Bài báo : Effect of Calorie-Unrestricted Low-Carbohydrate, High-Fat Diet Versus High-Carbohydrate, Low-Fat Diet on Type 2 Diabetes and Nonalcoholic Fatty Liver Disease

Abstract

Background:

It remains unclear if a low-carbohydrate, high-fat (LCHF) diet is a possible treatment strategy for type 2 diabetes mellitus (T2DM), and the effect on nonalcoholic fatty liver disease (NAFLD) has not been investigated.

Objective:

To investigate the effect of a calorie-unrestricted LCHF diet, with no intention of weight loss, on T2DM and NAFLD compared with a high-carbohydrate, low-fat (HCLF) diet.

Design:

6-month randomized controlled trial with a 3-month follow-up. (ClinicalTrials.gov: NCT03068078)

Setting:

Odense University Hospital in Denmark from November 2016 until June 2020.

Participants:

165 participants with T2DM.

Intervention:

Two calorie-unrestricted diets: LCHF diet with 50 to 60 energy percent (E%) fat, less than 20E% carbohydrates, and 25E% to 30E% proteins and HCLF diet with 50E% to 60E% carbohydrates, 20E% to 30E% fats, and 20E% to 25E% proteins.

Measurements:

Glycemic control, serum lipid levels, metabolic markers, and liver biopsies to assess NAFLD.

Results:

The mean age was 56 years (SD, 10), and 58% were women.

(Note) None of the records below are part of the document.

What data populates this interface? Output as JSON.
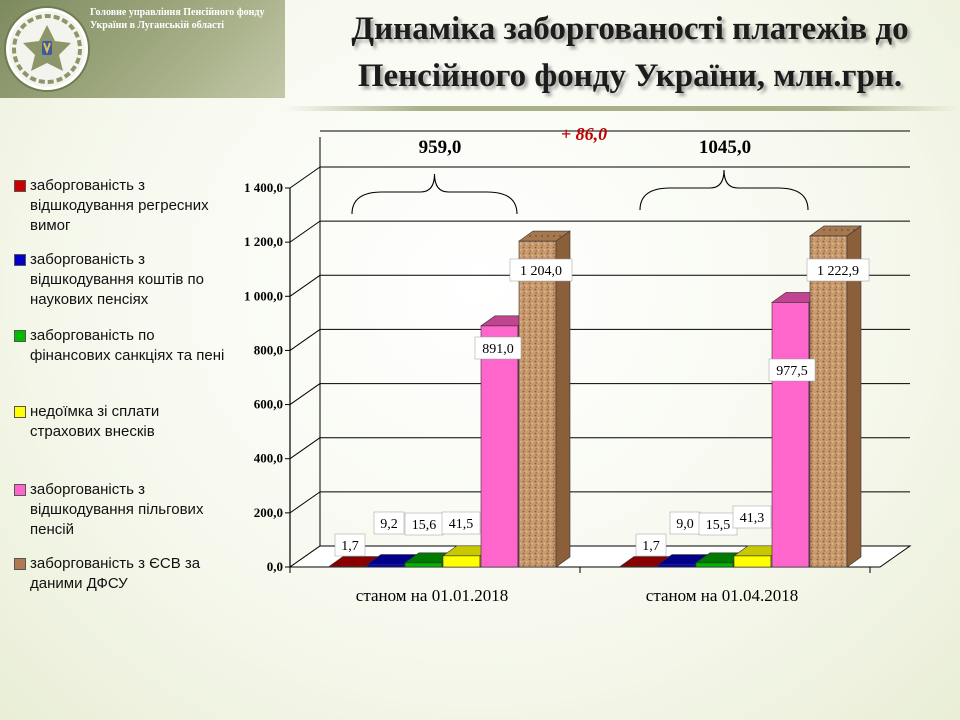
{
  "header": {
    "org_name": "Головне управління Пенсійного фонду України в Луганській області",
    "title": "Динаміка заборгованості платежів до Пенсійного фонду України, млн.грн."
  },
  "colors": {
    "red": "#cc0000",
    "blue": "#0000cc",
    "green": "#00bb00",
    "yellow": "#ffff00",
    "pink": "#ff66cc",
    "cork": "#c89a6e"
  },
  "chart_data": {
    "type": "bar",
    "categories": [
      "станом на 01.01.2018",
      "станом на 01.04.2018"
    ],
    "series": [
      {
        "name": "заборгованість з відшкодування регресних вимог",
        "color": "#cc0000",
        "values": [
          1.7,
          1.7
        ],
        "labels": [
          "1,7",
          "1,7"
        ]
      },
      {
        "name": "заборгованість з відшкодування коштів по наукових пенсіях",
        "color": "#0000cc",
        "values": [
          9.2,
          9.0
        ],
        "labels": [
          "9,2",
          "9,0"
        ]
      },
      {
        "name": " заборгованість по фінансових санкціях та пені",
        "color": "#00bb00",
        "values": [
          15.6,
          15.5
        ],
        "labels": [
          "15,6",
          "15,5"
        ]
      },
      {
        "name": "недоїмка зі сплати страхових внесків",
        "color": "#ffff00",
        "values": [
          41.5,
          41.3
        ],
        "labels": [
          "41,5",
          "41,3"
        ]
      },
      {
        "name": "заборгованість з відшкодування пільгових пенсій",
        "color": "#ff66cc",
        "values": [
          891.0,
          977.5
        ],
        "labels": [
          "891,0",
          "977,5"
        ]
      },
      {
        "name": "заборгованість з ЄСВ за даними ДФСУ",
        "color": "#c89a6e",
        "values": [
          1204.0,
          1222.9
        ],
        "labels": [
          "1 204,0",
          "1 222,9"
        ]
      }
    ],
    "y_ticks": [
      "0,0",
      "200,0",
      "400,0",
      "600,0",
      "800,0",
      "1 000,0",
      "1 200,0",
      "1 400,0"
    ],
    "ylim": [
      0,
      1400
    ],
    "annotations": {
      "group_totals": [
        "959,0",
        "1045,0"
      ],
      "difference": "+ 86,0"
    },
    "grid": true,
    "legend_position": "left"
  }
}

Compared with the HCLF diet, participants on the LCHF diet had greater improvements in hemoglobin A1c (mean difference in change, −6.1 mmol/mol [95% CI, −9.2 to −3.0 mmol/mol] or −0.59% [CI, −0.87% to −0.30%]) and lost more weight (mean difference in change, −3.8 kg [CI, −6.2 to −1.4 kg]). Both groups had higher high-density lipoprotein cholesterol and lower triglycerides at 6 months. Changes in low-density lipoprotein cholesterol were less favorable in the LCHF diet group than in the HCLF diet group (mean difference in change, 0.37 mmol/L [CI, 0.17 to 0.58 mmol/L] or 14.3 mg/dL [CI, 6.6 to 22.4 mg/dL]). No statistically significant between-group changes were detected in the assessment of NAFLD. Changes were not sustained at the 9-month follow-up.

Limitation:

Open-label trial, self-reported adherence, unintended weight loss, and lack of adjustment for multiple comparisons.

Conclusion:

Persons with T2DM on a 6-month, calorie-unrestricted, LCHF diet had greater clinically meaningful improvements in glycemic control and weight compared with those on an HCLF diet, but the changes were not sustained 3 months after intervention.